Posted on July 23, 2020 at 12:00 AM

As women, we’re always striving to build a better body and be the best physical version of ourselves. Erin Stern is here with 6 tips to help you get AND STAY leaner.

1. Lift Heavy 

Choose big, compound movements for your first few exercises. Ideally, the first 1-2 exercises will be straight sets. This will allow for more recovery time between sets and allow you to lift heavy! Heavy lifting boosts natural hormone levels, increases metabolism, and can help with increasing muscle mass!

2. Choose Compound Movements Over Isolation Movements

With every workout, opt for mostly compound movements over isolation movements. Compound movements are where more than one joint or muscle group is working, like a squat, press, deadlift, or row. Isolation movements are exercises where only one joint or muscle group is working, like biceps curls or triceps extensions.  More muscles involved = more calories burned = more efficient workouts.

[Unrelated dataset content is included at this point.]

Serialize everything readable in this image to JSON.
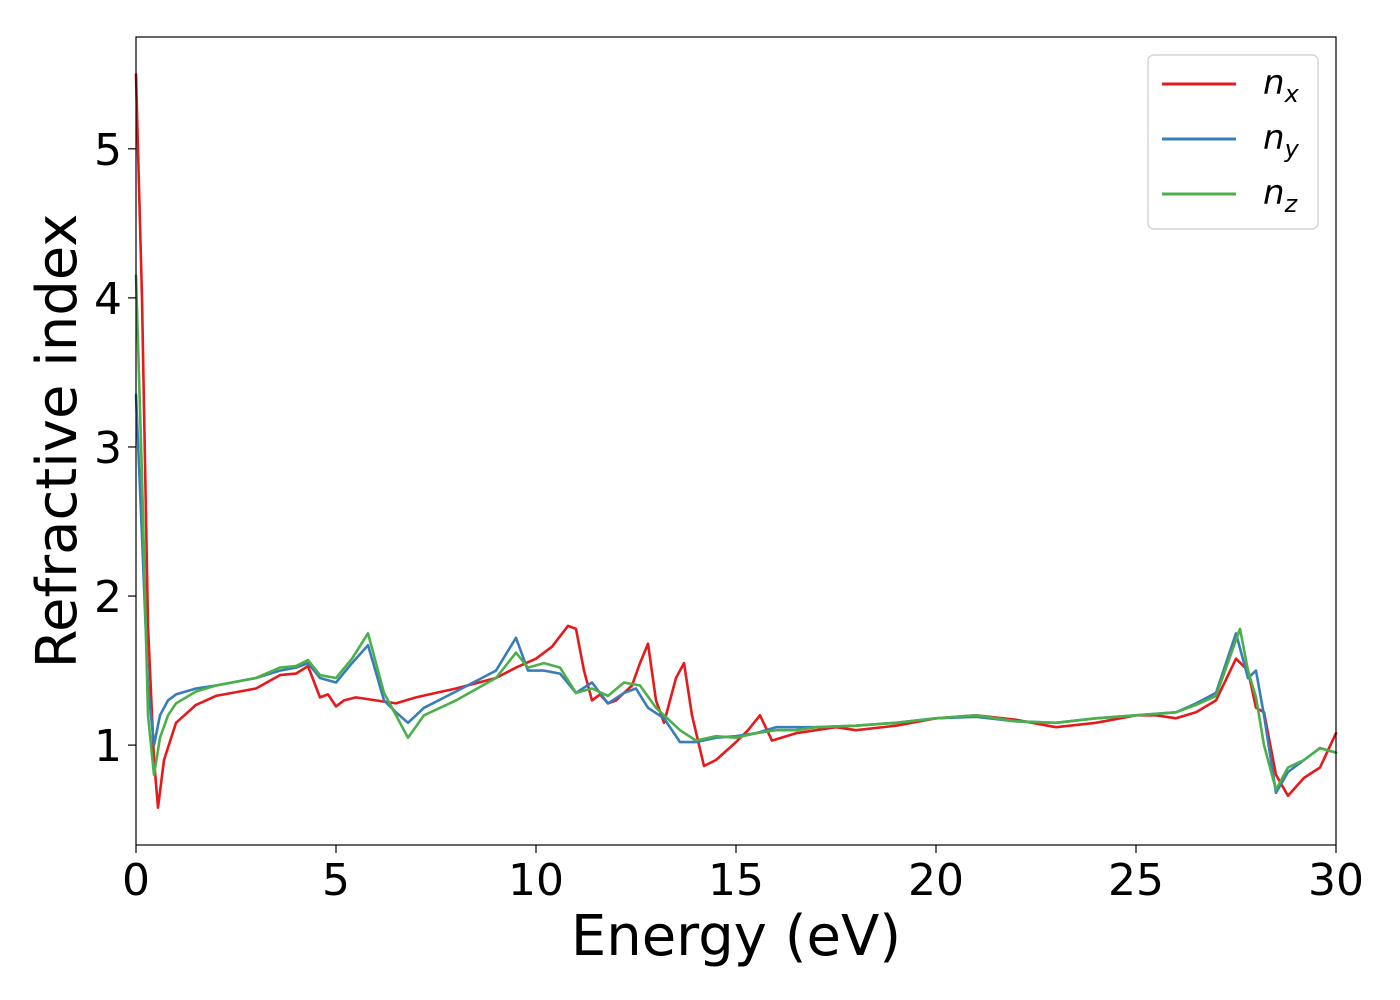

3. Combine Exercises – Supersets, Compound Sets, Giant Sets

After your first big lifts, try combining exercises. When doing this still try to lift heavy and I recommend sticking to the 6-12 rep range. This will give your nonworking muscles an active recovery, while still keeping your heart rate up. Exercise volume increases dramatically when you do this, too. 

4. Add Cardio Spurts to Your Weight Training

Sneak in your cardio in the form of jumping rope, ab work, jumps (like switch lunges and pop squats), or boxing/shadow boxing. This elevates the heart rate and causes you to burn more calories in less time. Try to keep your recovery between sets to 30-45 seconds.

5. Add Strategic Cardio

Two-a-days will elevate your metabolism and help you burn more calories overall. This can be 10 minutes of body weight Tabata or HIIT in the morning, followed by an afternoon weight training session. Allow for 8 hours between sessions. If you must train in one session, opt for HIIT after upper body training or do 20 minutes of steady state after weight training, 2-3x per week. Keep in mind, steady state is a slippery slope. The more you do it, the more steady state cardio (i.e. longer duration) you need to do in order to see the same results!

6.  Supplementation

Consider adding a whey isolate protein shake post-workout. This will help with recovery, satiety, and with maintaining muscle. Essential amino acids can also help with recovery and with satiety. PEAK ATP is great for increasing quality volume in your workouts, which can lead to big changes over time. I take it before my workouts and love being able to get extra reps!